There is the same problem with laws: you first pass them, then you discover some flaws but no easy way to patch.
As someone not too familiar with HTTP -- given that you're redirecting them to a an actual page and not some user-associated resource the page needs to grab, why would the redirected DELETE request be honored in the first place? Or am I misunderstanding what's going on here?
I think what you are suggesting is that a DELETE request to a resource that should not (in the application developer's mind) be deleted should be disallowed by said developer.
While this protection is a good idea, it doesn't change the fact that a redirect to a resource that is DELETEable would have an unexpected and unpleasant side-effect if the application developer was expecting the browser to issue a GET request.
Think about, e.g., a "delete this message and go to the next in your inbox" kind of functionality being implemented like this. Not that such an implementation would be the best idea, but it's a thought experiment.
Request method specificity in defining API endpoints is common because it allows the re-use of the same URI for different purposes.
So in some cases you could get a 404, or the endpoint treats everything as a GET request, or as you say the redirect URI actually has its own delete method that you assume won't be used after a redirect.
It seems easy to blame the browser, not least because it's also IE, but your code should take stuff like that into account, especially when dealing with destructive requests.
To be honest though, and this may be through ignorance on my part, I don't get why you'd issue a redirect on an AJAX request after performing a delete or whatever.
If I sent an AJAX request to delete a widget I wouldn't expect to get any data back, because I'm not asking for it. I'd want at least an empty 200 OK response for a successful delete or a relevant error code. And then I could react accordingly based on the result.
The design that allows IE9 to do this appears to just cut corners.
It's a vague spec, and IE behaves differently than every other browser out there. It's vague enough that they added additional redirection codes (303 and 307).
I see your point. Although, I've been using 303 redirect for this purpose in my app after reading the specs, and haven't experienced any problems yet. So maybe you should consider switching to 303.

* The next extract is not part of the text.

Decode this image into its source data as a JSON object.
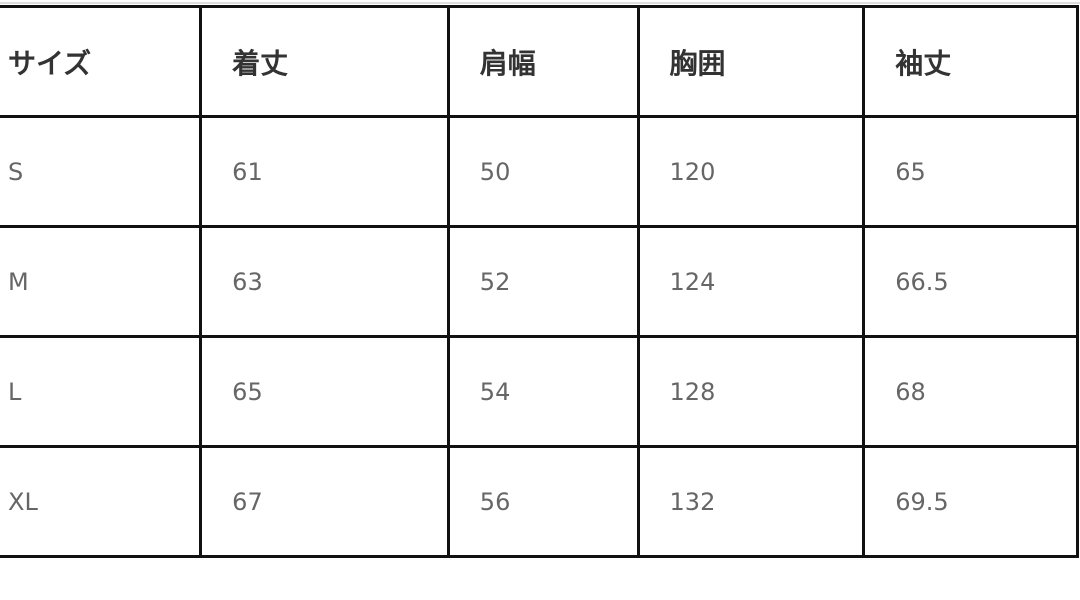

RFC 1945 and RFC 2068 specify that the client is not allowed
to change the method on the redirected request. However, most
existing user agent implementations treat 302 as if it were a 303
response, performing a GET on the Location field-value regardless
of the original request method. The status codes 303 and 307 have
been added for servers that wish to make unambiguously clear which
kind of reaction is expected of the client.
Rails happens to function under browsers popular at development time, but what do the standards (see nbpoole's comment) or logic suggest is the correct response for this? Asking the user agent (which in this case essentially means Javascript running on a page the user is browsing) whether /widgets/32 is equivalent to /widgets/ so it should know whether it should nuke it or not? That's a tough question for Javascript and an impossible question for the actual human who is trying to get this year's widget catalog ready.
"User requested a delete, server doesn't say delete is impossible, we'll try deleting until we get back confirmation or get told it is impossible" seems like a fairly sensible decision for me. (It is non-compliant with the specs, but GETing the new URL is also non-compliant with the specs, and that is the non-compliance that Rails relies on to actually function.)
There were similar issues way back in the day back when the Rails community was enamored with redirect_to prior to finding out important constituents on the Internet like, say, Googlebot think there are hugely meaningful differences between 301 redirects and 302 redirects.